Fed Balance Sheet Set for Slow $20B Monthly Growth Into 2026

  • The Federal Reserve is gearing up to launch a new quantitative easing phase in early 2026, though this time around things look very different from past cycles. Fresh projections from Goldman Sachs paint a picture of how Fed liabilities might shift if reserve management purchases kick off in January. The model shows reserves nudging just above $3 trillion by late 2026, signaling a careful and controlled balance sheet expansion.

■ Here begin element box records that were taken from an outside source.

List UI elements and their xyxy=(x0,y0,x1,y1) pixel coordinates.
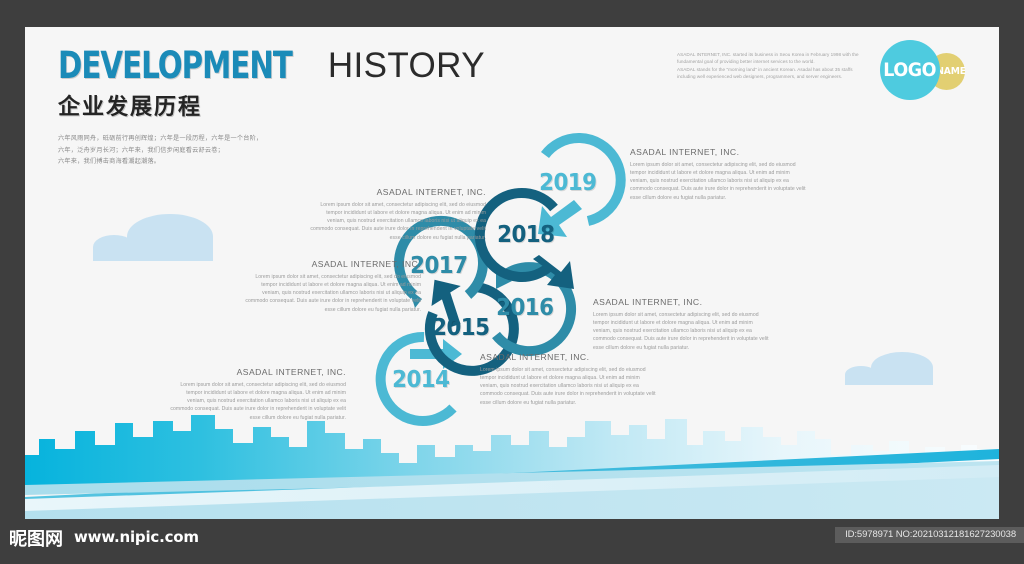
info-title: ASADAL INTERNET, INC. xyxy=(168,367,346,377)
footer-bar: 昵图网 www.nipic.com ID:5978971 NO:20210312… xyxy=(0,519,1024,564)
info-block-2014: ASADAL INTERNET, INC. Lorem ipsum dolor … xyxy=(168,367,346,422)
logo-main-circle: LOGO xyxy=(880,40,940,100)
info-title: ASADAL INTERNET, INC. xyxy=(243,259,421,269)
info-body: Lorem ipsum dolor sit amet, consectetur … xyxy=(168,381,346,422)
info-title: ASADAL INTERNET, INC. xyxy=(308,187,486,197)
logo-main-text: LOGO xyxy=(884,59,937,81)
info-body: Lorem ipsum dolor sit amet, consectetur … xyxy=(243,273,421,314)
info-block-2016: ASADAL INTERNET, INC. Lorem ipsum dolor … xyxy=(593,297,771,352)
timeline-rings-svg xyxy=(25,27,999,519)
info-block-2017: ASADAL INTERNET, INC. Lorem ipsum dolor … xyxy=(243,259,421,314)
info-body: Lorem ipsum dolor sit amet, consectetur … xyxy=(593,311,771,352)
asset-id-label: ID:5978971 NO:20210312181627230038 xyxy=(835,527,1024,543)
info-body: Lorem ipsum dolor sit amet, consectetur … xyxy=(480,366,658,407)
poster-frame: DEVELOPMENTHISTORY 企业发展历程 六年风雨同舟，砥砺前行再创辉… xyxy=(0,0,1024,564)
site-logo[interactable]: 昵图网 xyxy=(9,525,63,551)
site-url[interactable]: www.nipic.com xyxy=(74,528,199,546)
info-title: ASADAL INTERNET, INC. xyxy=(480,352,658,362)
logo-name-text: NAME xyxy=(936,66,966,77)
year-label-2015: 2015 xyxy=(432,315,489,341)
info-block-2015: ASADAL INTERNET, INC. Lorem ipsum dolor … xyxy=(480,352,658,407)
year-label-2014: 2014 xyxy=(392,367,449,393)
info-body: Lorem ipsum dolor sit amet, consectetur … xyxy=(630,161,808,202)
info-body: Lorem ipsum dolor sit amet, consectetur … xyxy=(308,201,486,242)
timeline-diagram: 2014 2015 2016 2017 2018 2019 ASADAL INT… xyxy=(25,27,999,519)
info-block-2019: ASADAL INTERNET, INC. Lorem ipsum dolor … xyxy=(630,147,808,202)
year-label-2018: 2018 xyxy=(497,222,554,248)
info-title: ASADAL INTERNET, INC. xyxy=(630,147,808,157)
poster-canvas: DEVELOPMENTHISTORY 企业发展历程 六年风雨同舟，砥砺前行再创辉… xyxy=(25,27,999,519)
info-title: ASADAL INTERNET, INC. xyxy=(593,297,771,307)
info-block-2018: ASADAL INTERNET, INC. Lorem ipsum dolor … xyxy=(308,187,486,242)
year-label-2016: 2016 xyxy=(496,295,553,321)
year-label-2019: 2019 xyxy=(539,170,596,196)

  • Here’s what makes this round stand out: the Fed plans to grow its balance sheet by roughly $20 billion monthly, a far cry from the massive $800 billion per month we saw back in 2020. The updated chart shows reverse repo balances dropping while the Treasury General Account holds steady, and reserve balances inch upward at a measured pace. This isn’t about flooding markets with liquidity like before. It’s more about keeping the financial plumbing working smoothly without going overboard.
  • The type of securities being purchased matters too. The Fed is expected to focus on Treasury bills rather than longer-dated Treasury coupons. As one analyst put it, “Bill purchases constitute a slower form of QE because they do not push down long-term yields in the same way traditional coupon-focused programs do.” This technical approach means the impact on long-term interest rates and risk assets should stay pretty limited.
  • Reserve balances will grow gradually, but don’t expect this to drive a major rally in stocks or crypto. This version of QE is designed as a stability tool rather than a stimulus program. The Fed wants to support smooth market functioning while keeping balance sheet growth in check through 2026. It’s a targeted adjustment, not a green light for risk-taking.

My Take: This slow-motion QE tells us the Fed learned its lesson from previous cycles. By sticking to bill purchases and modest monthly amounts, they’re threading the needle between maintaining liquidity and avoiding market distortions. Smart money won’t confuse this with the money-printing era.